Commercial properties with a dutiable value of $1,500,000 or less will pay no conveyance duty. Where the value is greater than $1,500,000 a flat rate of five per cent will apply.
Calculating your duty
The amount of duty you pay depends on the property’s purchase price or market value.
- If you buy a property that already has a building on it, you pay duty on the combined value of the house and the land. This includes a home purchased under the land rent scheme.
- If you buy a block of land that doesn’t have a house on it, but the seller is building one on the land before you settle as part of your contract, you still pay duty on the combined value of the house and the land. Examples include house-and-land packages and off-the-plan property purchases.
If you buy land under one contract and arrange to build a house on the land under a separate contract, you pay duty on the land contract only. This also includes land under the land rent scheme.
Duty rates and thresholds depend on the date of your transaction. The transaction date is the date of the grant, transfer or agreement for transfer – whichever comes first. It’s not the settlement date.
Use our calculator below to get an estimate of the duty you will pay.
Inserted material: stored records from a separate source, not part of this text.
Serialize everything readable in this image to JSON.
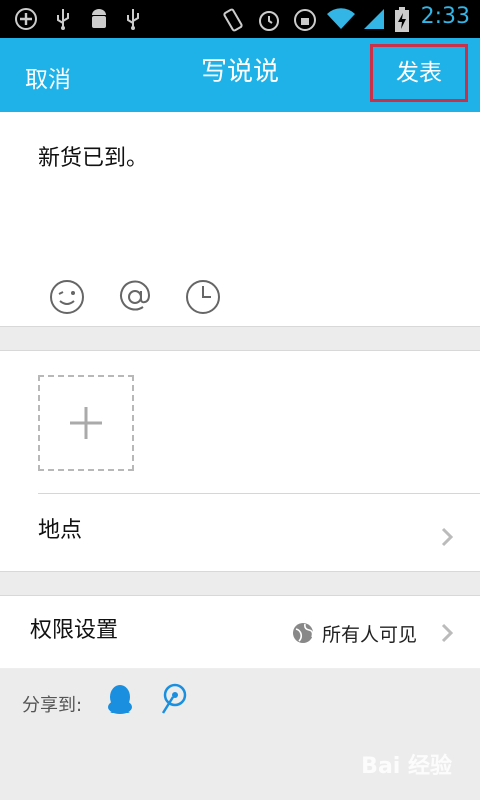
{
  "status_bar": {
    "time": "2:33"
  },
  "title_bar": {
    "cancel": "取消",
    "title": "写说说",
    "publish": "发表"
  },
  "compose": {
    "text": "新货已到。"
  },
  "location": {
    "label": "地点"
  },
  "permission": {
    "label": "权限设置",
    "value": "所有人可见"
  },
  "share": {
    "label": "分享到:"
  },
  "watermark": {
    "text": "Bai 经验"
  },
  "colors": {
    "accent": "#1fb2e8",
    "highlight_border": "#c9304a",
    "share_icon": "#1a8fe0"
  }
}
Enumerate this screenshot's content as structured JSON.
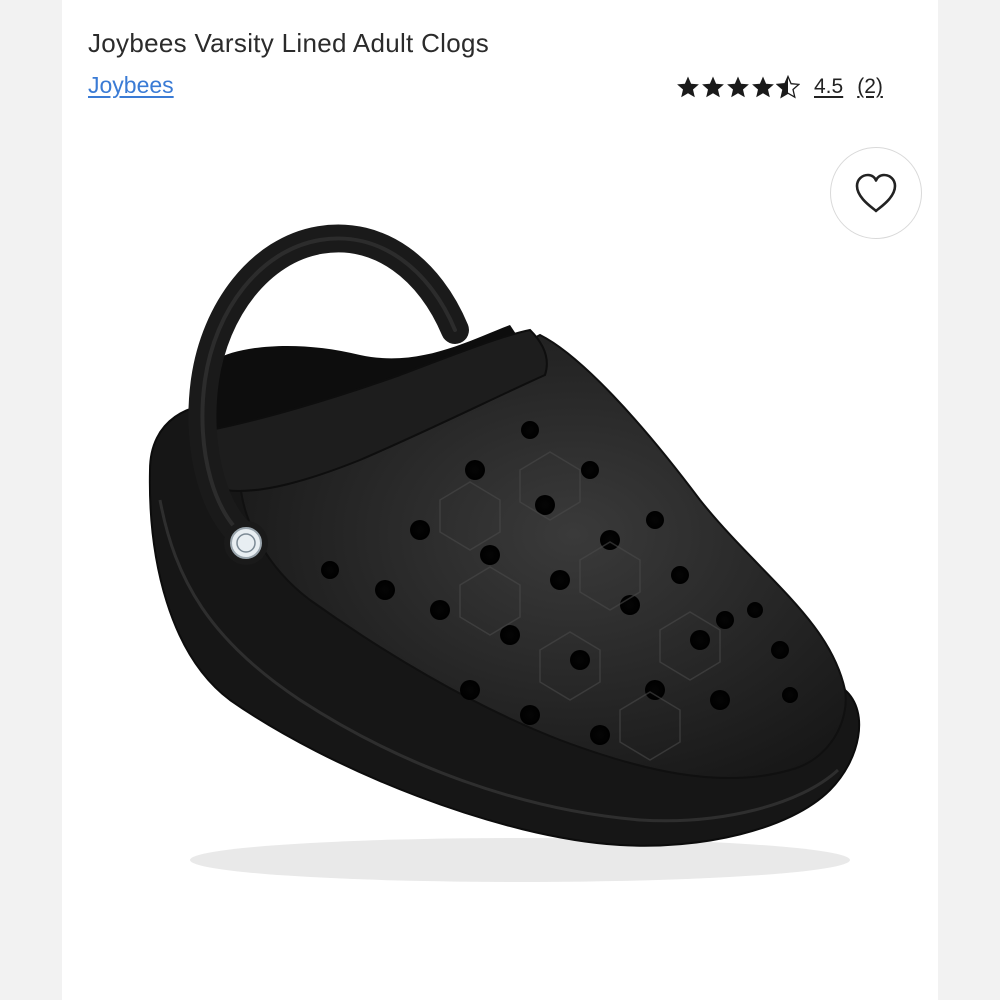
{
  "product": {
    "title": "Joybees Varsity Lined Adult Clogs",
    "brand": "Joybees",
    "image_alt": "Black lined clog with back strap"
  },
  "rating": {
    "value": "4.5",
    "count": "(2)",
    "stars_filled": 4.5,
    "stars_total": 5,
    "star_color": "#1a1a1a"
  },
  "actions": {
    "favorite_icon": "heart-outline-icon"
  },
  "colors": {
    "brand_link": "#3a7bd5",
    "title_text": "#2b2b2b",
    "page_background": "#f2f2f2",
    "card_background": "#ffffff"
  }
}
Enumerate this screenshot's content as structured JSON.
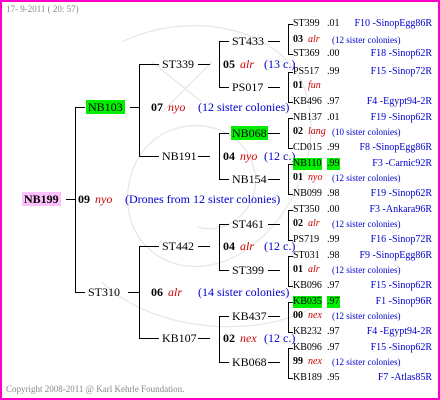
{
  "header": {
    "stamp": "17- 9-2011 ( 20: 57)"
  },
  "footer": {
    "copyright": "Copyright 2008-2011 @ Karl Kehrle Foundation."
  },
  "root": {
    "id": "NB199",
    "year": "09",
    "mark": "nyo",
    "note": "(Drones from 12 sister colonies)"
  },
  "gen1": [
    {
      "id": "NB103",
      "year": "07",
      "mark": "nyo",
      "note": "(12 sister colonies)",
      "highlight": true
    },
    {
      "id": "ST310",
      "year": "06",
      "mark": "alr",
      "note": "(14 sister colonies)",
      "highlight": false
    }
  ],
  "gen2": [
    {
      "id": "ST339",
      "year": "05",
      "mark": "alr",
      "note": "(13 c.)"
    },
    {
      "id": "NB191",
      "year": "04",
      "mark": "nyo",
      "note": "(12 c.)"
    },
    {
      "id": "ST442",
      "year": "04",
      "mark": "alr",
      "note": "(12 c.)"
    },
    {
      "id": "KB107",
      "year": "02",
      "mark": "nex",
      "note": "(12 c.)"
    }
  ],
  "gen3": [
    {
      "id": "ST433",
      "highlight": false
    },
    {
      "id": "PS017",
      "highlight": false
    },
    {
      "id": "NB068",
      "highlight": true
    },
    {
      "id": "NB154",
      "highlight": false
    },
    {
      "id": "ST461",
      "highlight": false
    },
    {
      "id": "ST399",
      "highlight": false
    },
    {
      "id": "KB437",
      "highlight": false
    },
    {
      "id": "KB068",
      "highlight": false
    }
  ],
  "gen4": [
    {
      "id": "ST399",
      "val": ".01",
      "loc": "F10 -SinopEgg86R",
      "highlight": false
    },
    {
      "year": "03",
      "mark": "alr",
      "note": "(12 sister colonies)"
    },
    {
      "id": "ST369",
      "val": ".00",
      "loc": "F18 -Sinop62R",
      "highlight": false
    },
    {
      "id": "PS517",
      "val": ".99",
      "loc": "F15 -Sinop72R",
      "highlight": false
    },
    {
      "year": "01",
      "mark": "fun",
      "note": ""
    },
    {
      "id": "KB496",
      "val": ".97",
      "loc": "F4 -Egypt94-2R",
      "highlight": false
    },
    {
      "id": "NB137",
      "val": ".01",
      "loc": "F19 -Sinop62R",
      "highlight": false
    },
    {
      "year": "02",
      "mark": "lang",
      "note": "(10 sister colonies)"
    },
    {
      "id": "CD015",
      "val": ".99",
      "loc": "F8 -SinopEgg86R",
      "highlight": false
    },
    {
      "id": "NB110",
      "val": ".99",
      "loc": "F3 -Carnic92R",
      "highlight": true
    },
    {
      "year": "01",
      "mark": "nyo",
      "note": "(12 sister colonies)"
    },
    {
      "id": "NB099",
      "val": ".98",
      "loc": "F19 -Sinop62R",
      "highlight": false
    },
    {
      "id": "ST350",
      "val": ".00",
      "loc": "F3 -Ankara96R",
      "highlight": false
    },
    {
      "year": "02",
      "mark": "alr",
      "note": "(12 sister colonies)"
    },
    {
      "id": "PS719",
      "val": ".99",
      "loc": "F16 -Sinop72R",
      "highlight": false
    },
    {
      "id": "ST031",
      "val": ".98",
      "loc": "F9 -SinopEgg86R",
      "highlight": false
    },
    {
      "year": "01",
      "mark": "alr",
      "note": "(12 sister colonies)"
    },
    {
      "id": "KB096",
      "val": ".97",
      "loc": "F15 -Sinop62R",
      "highlight": false
    },
    {
      "id": "KB035",
      "val": ".97",
      "loc": "F1 -Sinop96R",
      "highlight": true
    },
    {
      "year": "00",
      "mark": "nex",
      "note": "(12 sister colonies)"
    },
    {
      "id": "KB232",
      "val": ".97",
      "loc": "F4 -Egypt94-2R",
      "highlight": false
    },
    {
      "id": "KB096",
      "val": ".97",
      "loc": "F15 -Sinop62R",
      "highlight": false
    },
    {
      "year": "99",
      "mark": "nex",
      "note": "(12 sister colonies)"
    },
    {
      "id": "KB189",
      "val": ".95",
      "loc": "F7 -Atlas85R",
      "highlight": false
    }
  ]
}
Keep in mind that this tool should serve as a guide only.
- The Pensioner Duty Concession Scheme
- Home Buyer Concession Scheme
If you’re buying a home, land or both, you may be eligible for a stamp duty concession through one of the following:
An application is not required to claim most concessions and exemptions. Once you determine your eligibility you can claim it on the forms you lodge at Access Canberra in Dickson. If we need to see your supporting documents, we’ll contact you after the transaction is finished.
Proof of identity
Access Canberra requires you provide proof of your identity through a Buyer Verification Declaration before you lodge the transfer. All identification must be valid and current.
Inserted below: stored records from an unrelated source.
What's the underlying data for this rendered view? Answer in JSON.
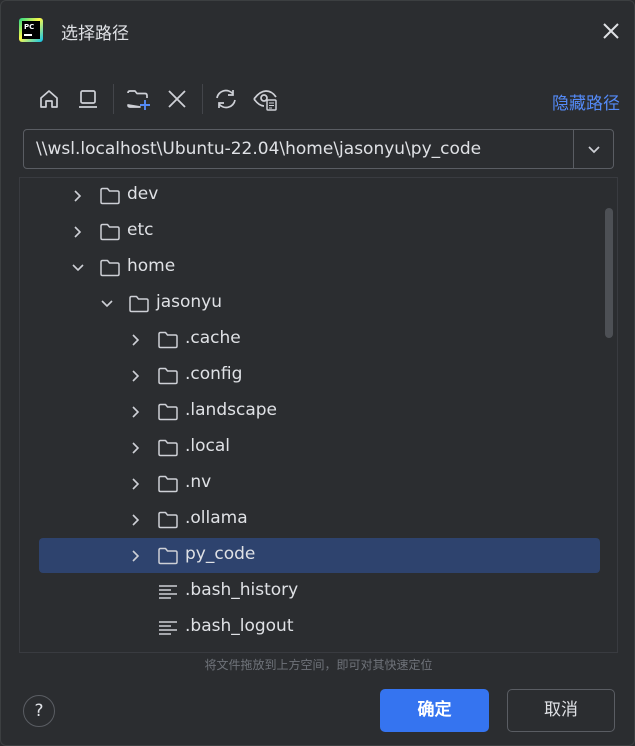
{
  "window": {
    "title": "选择路径",
    "app_logo_text": "PC"
  },
  "toolbar": {
    "hide_path_label": "隐藏路径",
    "icons": [
      "home-icon",
      "desktop-icon",
      "new-folder-icon",
      "delete-icon",
      "refresh-icon",
      "show-hidden-icon"
    ]
  },
  "path": {
    "value": "\\\\wsl.localhost\\Ubuntu-22.04\\home\\jasonyu\\py_code"
  },
  "tree": {
    "items": [
      {
        "label": "dev",
        "level": 0,
        "type": "folder",
        "expanded": false,
        "selected": false
      },
      {
        "label": "etc",
        "level": 0,
        "type": "folder",
        "expanded": false,
        "selected": false
      },
      {
        "label": "home",
        "level": 0,
        "type": "folder",
        "expanded": true,
        "selected": false
      },
      {
        "label": "jasonyu",
        "level": 1,
        "type": "folder",
        "expanded": true,
        "selected": false
      },
      {
        "label": ".cache",
        "level": 2,
        "type": "folder",
        "expanded": false,
        "selected": false
      },
      {
        "label": ".config",
        "level": 2,
        "type": "folder",
        "expanded": false,
        "selected": false
      },
      {
        "label": ".landscape",
        "level": 2,
        "type": "folder",
        "expanded": false,
        "selected": false
      },
      {
        "label": ".local",
        "level": 2,
        "type": "folder",
        "expanded": false,
        "selected": false
      },
      {
        "label": ".nv",
        "level": 2,
        "type": "folder",
        "expanded": false,
        "selected": false
      },
      {
        "label": ".ollama",
        "level": 2,
        "type": "folder",
        "expanded": false,
        "selected": false
      },
      {
        "label": "py_code",
        "level": 2,
        "type": "folder",
        "expanded": false,
        "selected": true
      },
      {
        "label": ".bash_history",
        "level": 2,
        "type": "file",
        "expanded": false,
        "selected": false
      },
      {
        "label": ".bash_logout",
        "level": 2,
        "type": "file",
        "expanded": false,
        "selected": false
      }
    ]
  },
  "footer": {
    "hint": "将文件拖放到上方空间，即可对其快速定位",
    "help_label": "?",
    "ok_label": "确定",
    "cancel_label": "取消"
  },
  "colors": {
    "background": "#2b2d30",
    "accent": "#3574f0",
    "selection": "#2e436e",
    "link": "#548af7",
    "text": "#dfe1e5"
  }
}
Individuals (including individuals as trustees) must provide details from two different identification documents: primary and secondary. Foreign citizens holding a visa must supply visa details.
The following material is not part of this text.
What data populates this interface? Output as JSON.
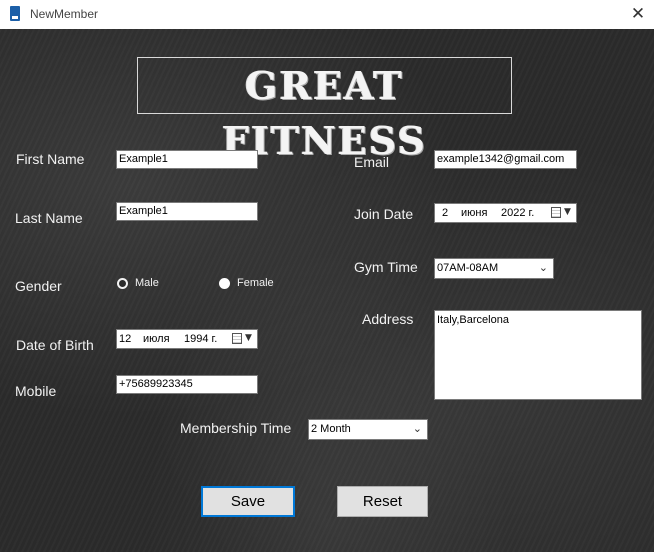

Companies and corporate trustees must provide an ABN.
You pay duty when the title to your property is registered at Access Canberra in Dickson (the end of the transaction), rather than when you exchange contracts (the beginning of the transaction). You self-assess the duty that you must pay.
You only need to pay duty to the ACT Revenue Office after you register the title to your property at Access Canberra in Dickson.
After the settlement date of your contract, you have (and your agent has) 14 days to lodge your transfer instrument for title registration with Access Canberra in Dickson. Penalty tax may be applied if the transfer is lodged late.
Remember you will need to complete the Buyer Verification Declaration before you lodge the transfer instrument at Access Canberra in Dickson. Don’t forget to claim your concession or exemption, if you’re eligible, by entering the concession code number on the Buyer Verification Declaration before you lodge for registration.
Once Access Canberra accepts and registers your title, we’ll email a Notice of Assessment to you and your agent, if applicable. The Notice of Assessment will state:
- the parties to the transaction
- details of the transaction
- how much duty you must pay
- payment options
- your unique payment reference number.
If there are two or more taxpayers, we’ll email the notice to the person whose name appears first on the transfer.
If you’ve claimed a concession or exemption, it will show up on the notice as a reduced amount of duty. You’ll be advised of your ongoing eligibility requirements if it’s relevant (e.g. residency requirements).
Payment must be made in 14 days and can be made by BPAY or Electronic Funds Transfer. Interest applies to late payments.
You’ll need to keep all records of the transaction for at least five years after settlement, in case we request copies. Be sure that all the details on your transfer and other documentation are true and correct; giving false or misleading information is a serious offence. If you’ve underpaid duty, we may impose interest or penalty tax.